Hanna Bonaiuto spreads salt on the sidewalk in front of Verve Burritos in downtown Bangor on Sunday morning.
Kevin Bennett
Hanna Bonaiuto spreads salt on the sidewalk in front of Verve Burritos in downtown Bangor on Sunday morning.

BANGOR, Maine — Officials with Maine’s electric utilities say it likely will be two weeks to a month before they get an accurate estimate of the costs associated with the year-end ice storm.

The storm knocked out power to tens of thousands of Mainers, and Emera Maine, formerly Bangor Hydro Electric Co., and Central Maine Power, along with hundreds of contracted crews from across New England and Canada, spent more than a week restoring service and cleaning up the mess.

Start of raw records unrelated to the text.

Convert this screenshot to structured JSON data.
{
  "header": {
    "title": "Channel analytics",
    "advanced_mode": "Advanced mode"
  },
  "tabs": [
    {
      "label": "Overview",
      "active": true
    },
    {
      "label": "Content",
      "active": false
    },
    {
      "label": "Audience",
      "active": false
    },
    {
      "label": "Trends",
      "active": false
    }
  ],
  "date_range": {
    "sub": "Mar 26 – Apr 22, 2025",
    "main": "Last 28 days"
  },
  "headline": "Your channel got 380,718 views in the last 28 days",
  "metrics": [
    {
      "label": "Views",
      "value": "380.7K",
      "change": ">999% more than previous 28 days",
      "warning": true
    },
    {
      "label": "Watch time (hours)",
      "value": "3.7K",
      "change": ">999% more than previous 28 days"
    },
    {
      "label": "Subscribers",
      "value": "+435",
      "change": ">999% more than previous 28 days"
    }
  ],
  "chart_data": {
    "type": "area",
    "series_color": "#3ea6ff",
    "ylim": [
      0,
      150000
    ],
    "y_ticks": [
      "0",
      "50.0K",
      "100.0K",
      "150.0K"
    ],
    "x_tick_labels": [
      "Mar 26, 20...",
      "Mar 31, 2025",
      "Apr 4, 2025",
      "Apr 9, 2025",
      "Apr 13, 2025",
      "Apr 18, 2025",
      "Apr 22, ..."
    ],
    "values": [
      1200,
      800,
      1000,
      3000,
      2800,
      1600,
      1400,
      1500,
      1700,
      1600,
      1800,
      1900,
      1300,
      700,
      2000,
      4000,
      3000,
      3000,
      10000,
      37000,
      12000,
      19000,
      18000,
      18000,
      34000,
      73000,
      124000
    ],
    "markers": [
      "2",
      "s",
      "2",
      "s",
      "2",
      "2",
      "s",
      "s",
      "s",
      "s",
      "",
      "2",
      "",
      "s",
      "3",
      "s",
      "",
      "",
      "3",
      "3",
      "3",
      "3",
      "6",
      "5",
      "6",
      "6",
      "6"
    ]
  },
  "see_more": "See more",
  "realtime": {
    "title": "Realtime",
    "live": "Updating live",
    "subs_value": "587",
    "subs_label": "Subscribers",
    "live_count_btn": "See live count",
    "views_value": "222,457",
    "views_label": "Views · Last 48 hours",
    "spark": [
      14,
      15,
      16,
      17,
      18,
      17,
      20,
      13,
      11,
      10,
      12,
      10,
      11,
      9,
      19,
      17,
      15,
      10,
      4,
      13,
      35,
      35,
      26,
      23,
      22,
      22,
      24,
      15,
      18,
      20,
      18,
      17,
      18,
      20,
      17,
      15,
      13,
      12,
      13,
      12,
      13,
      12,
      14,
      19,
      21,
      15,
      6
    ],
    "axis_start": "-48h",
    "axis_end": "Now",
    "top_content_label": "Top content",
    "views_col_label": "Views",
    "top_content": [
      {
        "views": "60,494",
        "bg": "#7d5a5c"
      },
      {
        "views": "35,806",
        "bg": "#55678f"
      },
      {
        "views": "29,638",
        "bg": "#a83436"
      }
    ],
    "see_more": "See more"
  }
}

Susan Faloon, spokeswoman for Emera Maine, said Thursday that she expects the costs to be “pretty significant,” but that the company probably wouldn’t have an accurate assessment of the damage for several weeks. Emera Maine should have an estimate for its own expenses related to the storm next week, but it will take longer to gather figures from the outside companies who assisted in restoring power.

Another storm hit Maine on Thursday and was expected to drop as much as a foot of snow in southern parts of the state.

“There are still lots of damaged trees out there that are going to keep falling,” Faloon said.

On Thursday, crews were continuing to work to cut back trees that threatened power lines in hopes of stemming outages from the coming snowstorm and any winds that might pop up this winter. The ice is still weighing heavy on trees, as the frigid temperatures haven’t let up.

“We’re poised,” CMP spokesman John Carroll said Thursday afternoon. He said the forecast was somewhat of a relief, as the snow should be dry, rather than heavy and cold.

“Dry snow doesn’t really cause a lot of problems for us,” he said.

If the damage costs from the ice storm are substantial enough, CMP and Emera Maine likely would go to the Public Utilities Commission to seek rate increases in order to cover the extra costs incurred during the response to the storm.

Carroll said that rate increases likely wouldn’t result in a substantial cost for most customers. If, for example, CMP sought to recover $5 million to pay for its response efforts, and received PUC approval, that money would be raised from CMP’s roughly 600,000 customers via an additional $8.33 each over the course of the year. If the cost is significant enough, the rate increase plan could be spread out over the course of two or three years instead of one. Emera Maine would go through much the same process with the PUC.

Faloon said Emera Maine crews are prepared to be called to action if Thursday night’s storm leads to new outages.

“We’re barely catching our breath, and we’ve got this other storm looming,” she said.